Читать книгу «Ошибка молодости (сборник)» онлайн полностью📖 — Марии Метлицкой — MyBook.
cover

Сережу рвали на части – тренер по шахматам, учитель по рисованию. Математичка умоляла принять участие в городской олимпиаде. Словесница послала его эссе о Пушкине в детский журнал, умоляла туда же отправить и стихи. Сережа отказывался, отвечал, что стихи – это слишком личное. Мать и отец с ним согласились. Еще появилась театральная студия, где Сереже предложили роль маленького Пушкина. С ролью юного гения он справился прекрасно, сорвал шквал аплодисментов.

Теперь Сережа занимался еще и в художественной школе при Третьяковке. Преподаватель объяснял растерянным родителям, что парня надо развивать, игнорировать такие способности большой грех.

Люба нервничала, советовалась с Иннулей. Та считала, что художник – профессия ненадежная. Лучше подумать о чем-то реальном, тем более что парню все по плечу. Выбор должен оставаться за ним. Женя ее полностью в этом поддержал – человеку необходимо заниматься любимым делом, вот в чем залог успеха, развития, гармонии и счастья.

Люба согласилась и успокоилась. Впереди еще столько времени! Хватит подумать и определиться. Главное – чтобы здоровье не подводило.
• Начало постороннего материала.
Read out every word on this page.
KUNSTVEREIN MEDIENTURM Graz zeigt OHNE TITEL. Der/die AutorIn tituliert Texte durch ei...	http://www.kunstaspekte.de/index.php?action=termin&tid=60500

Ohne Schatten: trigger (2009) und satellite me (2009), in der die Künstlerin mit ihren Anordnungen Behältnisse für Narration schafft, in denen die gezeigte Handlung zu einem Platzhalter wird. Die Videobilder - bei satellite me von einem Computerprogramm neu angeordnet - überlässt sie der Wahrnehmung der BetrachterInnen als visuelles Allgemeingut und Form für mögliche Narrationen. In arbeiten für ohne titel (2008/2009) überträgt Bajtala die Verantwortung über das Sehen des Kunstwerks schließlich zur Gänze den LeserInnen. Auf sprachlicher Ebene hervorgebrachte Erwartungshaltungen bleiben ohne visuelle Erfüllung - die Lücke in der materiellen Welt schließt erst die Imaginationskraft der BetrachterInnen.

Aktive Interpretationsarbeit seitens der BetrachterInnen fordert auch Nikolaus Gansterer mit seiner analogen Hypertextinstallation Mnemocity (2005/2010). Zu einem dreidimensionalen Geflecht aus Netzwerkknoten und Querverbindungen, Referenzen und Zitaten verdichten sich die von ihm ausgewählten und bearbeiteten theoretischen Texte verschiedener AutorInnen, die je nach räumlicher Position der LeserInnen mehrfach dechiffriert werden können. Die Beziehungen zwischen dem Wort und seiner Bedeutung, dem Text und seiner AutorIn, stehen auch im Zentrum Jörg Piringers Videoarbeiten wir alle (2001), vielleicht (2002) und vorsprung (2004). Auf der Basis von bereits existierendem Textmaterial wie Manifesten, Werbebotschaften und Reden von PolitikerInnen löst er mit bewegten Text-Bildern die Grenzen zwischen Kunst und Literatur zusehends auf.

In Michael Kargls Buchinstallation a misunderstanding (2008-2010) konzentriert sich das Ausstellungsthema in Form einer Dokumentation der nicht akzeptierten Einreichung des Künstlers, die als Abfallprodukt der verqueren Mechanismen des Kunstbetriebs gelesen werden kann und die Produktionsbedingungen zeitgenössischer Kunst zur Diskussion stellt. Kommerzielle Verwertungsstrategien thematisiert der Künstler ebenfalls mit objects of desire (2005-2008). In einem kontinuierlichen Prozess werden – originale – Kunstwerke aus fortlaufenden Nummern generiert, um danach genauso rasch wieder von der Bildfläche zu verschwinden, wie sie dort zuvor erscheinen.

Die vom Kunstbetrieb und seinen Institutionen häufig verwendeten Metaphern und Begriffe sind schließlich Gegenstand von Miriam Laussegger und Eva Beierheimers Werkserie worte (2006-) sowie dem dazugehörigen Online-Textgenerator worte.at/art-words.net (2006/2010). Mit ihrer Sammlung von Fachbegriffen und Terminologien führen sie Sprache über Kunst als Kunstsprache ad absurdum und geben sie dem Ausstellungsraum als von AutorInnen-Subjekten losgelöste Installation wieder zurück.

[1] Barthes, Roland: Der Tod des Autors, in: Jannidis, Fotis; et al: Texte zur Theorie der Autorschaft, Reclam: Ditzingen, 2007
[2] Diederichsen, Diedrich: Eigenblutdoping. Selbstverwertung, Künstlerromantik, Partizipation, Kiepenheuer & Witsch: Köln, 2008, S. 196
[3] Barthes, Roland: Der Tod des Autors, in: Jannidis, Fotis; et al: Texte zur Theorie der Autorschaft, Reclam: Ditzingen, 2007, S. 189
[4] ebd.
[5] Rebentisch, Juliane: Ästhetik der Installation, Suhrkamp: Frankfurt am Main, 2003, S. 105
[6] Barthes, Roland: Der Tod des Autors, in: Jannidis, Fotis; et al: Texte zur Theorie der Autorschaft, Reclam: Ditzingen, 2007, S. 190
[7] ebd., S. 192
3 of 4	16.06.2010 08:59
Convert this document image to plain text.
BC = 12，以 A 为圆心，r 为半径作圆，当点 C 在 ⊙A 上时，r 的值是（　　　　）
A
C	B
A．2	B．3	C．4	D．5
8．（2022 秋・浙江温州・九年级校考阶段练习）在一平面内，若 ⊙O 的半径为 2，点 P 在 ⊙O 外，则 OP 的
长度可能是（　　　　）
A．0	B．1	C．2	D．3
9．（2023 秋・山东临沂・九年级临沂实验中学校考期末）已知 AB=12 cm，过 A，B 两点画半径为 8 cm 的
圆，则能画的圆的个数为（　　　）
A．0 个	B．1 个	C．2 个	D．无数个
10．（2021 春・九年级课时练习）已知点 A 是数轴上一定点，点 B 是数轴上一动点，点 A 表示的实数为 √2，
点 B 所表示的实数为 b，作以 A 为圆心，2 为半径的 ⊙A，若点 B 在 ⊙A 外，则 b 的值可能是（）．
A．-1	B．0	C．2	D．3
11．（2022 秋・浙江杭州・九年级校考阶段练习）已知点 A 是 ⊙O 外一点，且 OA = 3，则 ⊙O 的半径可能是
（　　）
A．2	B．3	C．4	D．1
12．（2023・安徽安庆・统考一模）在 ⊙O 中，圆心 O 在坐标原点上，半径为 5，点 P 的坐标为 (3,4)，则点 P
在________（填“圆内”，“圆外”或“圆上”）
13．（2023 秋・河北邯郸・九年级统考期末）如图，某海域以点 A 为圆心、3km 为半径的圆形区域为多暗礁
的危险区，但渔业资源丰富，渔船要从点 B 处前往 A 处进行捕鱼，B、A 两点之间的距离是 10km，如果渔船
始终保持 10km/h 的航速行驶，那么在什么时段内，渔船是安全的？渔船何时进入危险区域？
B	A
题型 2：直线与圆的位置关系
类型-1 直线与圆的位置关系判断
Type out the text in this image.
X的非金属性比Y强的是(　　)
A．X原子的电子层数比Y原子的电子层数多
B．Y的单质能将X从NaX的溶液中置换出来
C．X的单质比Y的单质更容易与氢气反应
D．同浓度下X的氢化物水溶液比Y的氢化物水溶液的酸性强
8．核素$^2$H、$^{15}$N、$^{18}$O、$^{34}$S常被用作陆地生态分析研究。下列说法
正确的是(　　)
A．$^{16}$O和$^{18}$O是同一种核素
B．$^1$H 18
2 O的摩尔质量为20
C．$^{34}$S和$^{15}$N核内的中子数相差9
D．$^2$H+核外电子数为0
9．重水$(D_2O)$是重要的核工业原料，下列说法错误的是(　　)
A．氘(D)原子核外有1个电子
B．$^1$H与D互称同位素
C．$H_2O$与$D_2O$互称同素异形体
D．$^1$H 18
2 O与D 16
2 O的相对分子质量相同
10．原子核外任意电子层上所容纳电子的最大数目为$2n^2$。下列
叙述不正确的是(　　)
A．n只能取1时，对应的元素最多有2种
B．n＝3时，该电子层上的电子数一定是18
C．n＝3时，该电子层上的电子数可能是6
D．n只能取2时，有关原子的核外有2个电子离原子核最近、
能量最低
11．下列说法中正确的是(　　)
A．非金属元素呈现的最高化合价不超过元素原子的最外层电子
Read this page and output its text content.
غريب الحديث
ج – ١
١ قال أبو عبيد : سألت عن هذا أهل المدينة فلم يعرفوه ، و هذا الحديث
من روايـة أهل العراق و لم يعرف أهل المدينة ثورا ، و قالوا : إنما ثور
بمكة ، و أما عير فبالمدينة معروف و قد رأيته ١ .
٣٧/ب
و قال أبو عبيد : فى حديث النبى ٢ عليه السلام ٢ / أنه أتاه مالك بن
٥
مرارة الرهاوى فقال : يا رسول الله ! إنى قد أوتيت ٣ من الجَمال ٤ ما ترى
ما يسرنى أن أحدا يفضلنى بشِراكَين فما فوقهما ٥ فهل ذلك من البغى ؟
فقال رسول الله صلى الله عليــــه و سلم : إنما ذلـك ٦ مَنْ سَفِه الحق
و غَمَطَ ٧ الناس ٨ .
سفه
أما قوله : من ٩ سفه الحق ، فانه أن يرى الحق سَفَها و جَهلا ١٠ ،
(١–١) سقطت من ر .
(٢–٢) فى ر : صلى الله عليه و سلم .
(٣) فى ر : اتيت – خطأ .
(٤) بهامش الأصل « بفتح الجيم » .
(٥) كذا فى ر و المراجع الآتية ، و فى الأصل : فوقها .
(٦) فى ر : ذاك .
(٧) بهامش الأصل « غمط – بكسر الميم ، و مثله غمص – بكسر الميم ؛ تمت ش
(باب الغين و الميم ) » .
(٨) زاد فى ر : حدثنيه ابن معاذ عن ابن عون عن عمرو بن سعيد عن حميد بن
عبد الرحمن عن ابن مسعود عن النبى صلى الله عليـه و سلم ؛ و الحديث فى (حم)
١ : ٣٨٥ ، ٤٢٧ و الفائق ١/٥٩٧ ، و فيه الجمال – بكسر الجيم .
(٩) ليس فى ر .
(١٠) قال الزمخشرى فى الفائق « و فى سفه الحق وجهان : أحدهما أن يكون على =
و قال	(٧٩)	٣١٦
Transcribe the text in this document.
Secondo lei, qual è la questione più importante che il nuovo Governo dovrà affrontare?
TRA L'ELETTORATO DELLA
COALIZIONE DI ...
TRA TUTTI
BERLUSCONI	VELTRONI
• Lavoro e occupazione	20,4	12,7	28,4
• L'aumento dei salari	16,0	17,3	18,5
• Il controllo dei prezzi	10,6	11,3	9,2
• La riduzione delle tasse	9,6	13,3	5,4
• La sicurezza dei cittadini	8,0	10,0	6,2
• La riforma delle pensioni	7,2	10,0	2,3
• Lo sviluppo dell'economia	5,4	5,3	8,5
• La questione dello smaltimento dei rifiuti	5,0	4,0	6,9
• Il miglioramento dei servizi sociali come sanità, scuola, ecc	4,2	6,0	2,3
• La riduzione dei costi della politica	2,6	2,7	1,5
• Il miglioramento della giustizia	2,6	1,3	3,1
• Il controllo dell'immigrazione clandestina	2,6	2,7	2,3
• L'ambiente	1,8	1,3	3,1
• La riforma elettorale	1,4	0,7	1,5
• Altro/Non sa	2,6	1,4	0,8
Сережино здоровье ее волновало, это было единственное, что омрачало жизнь. Мальчик быстро уставал, болели рука и нога, мучили частые головные боли, скакало давление, барахлили почки и желудок. Однажды врач сказал:

– Не перегружайте парня! Вы должны понимать, что здоровье у него как у очень немолодого человека.

«Сколько еще испытаний впереди? – думала Люба. – А как сложится его личная жизнь? С такими-то проблемами?» Она поделилась своими тяжелыми мыслями с Женей, тот рассмеялся:

– Да до этого совсем далеко.

Она успокоилась, но тревога, конечно, никуда не делась.

* * *

Роман Светуля закрутила совсем скоро после визита к гадалке, через пару месяцев. Подошел на улице приятный мужчина и – понеслось! С «полюбовником» – называла она его именно так – удалось даже смотаться на неделю в Сочи. А в городе Сочи, как известно, темные ночи. Пряные, густые, как душистое, слегка засахаренное варенье из роз.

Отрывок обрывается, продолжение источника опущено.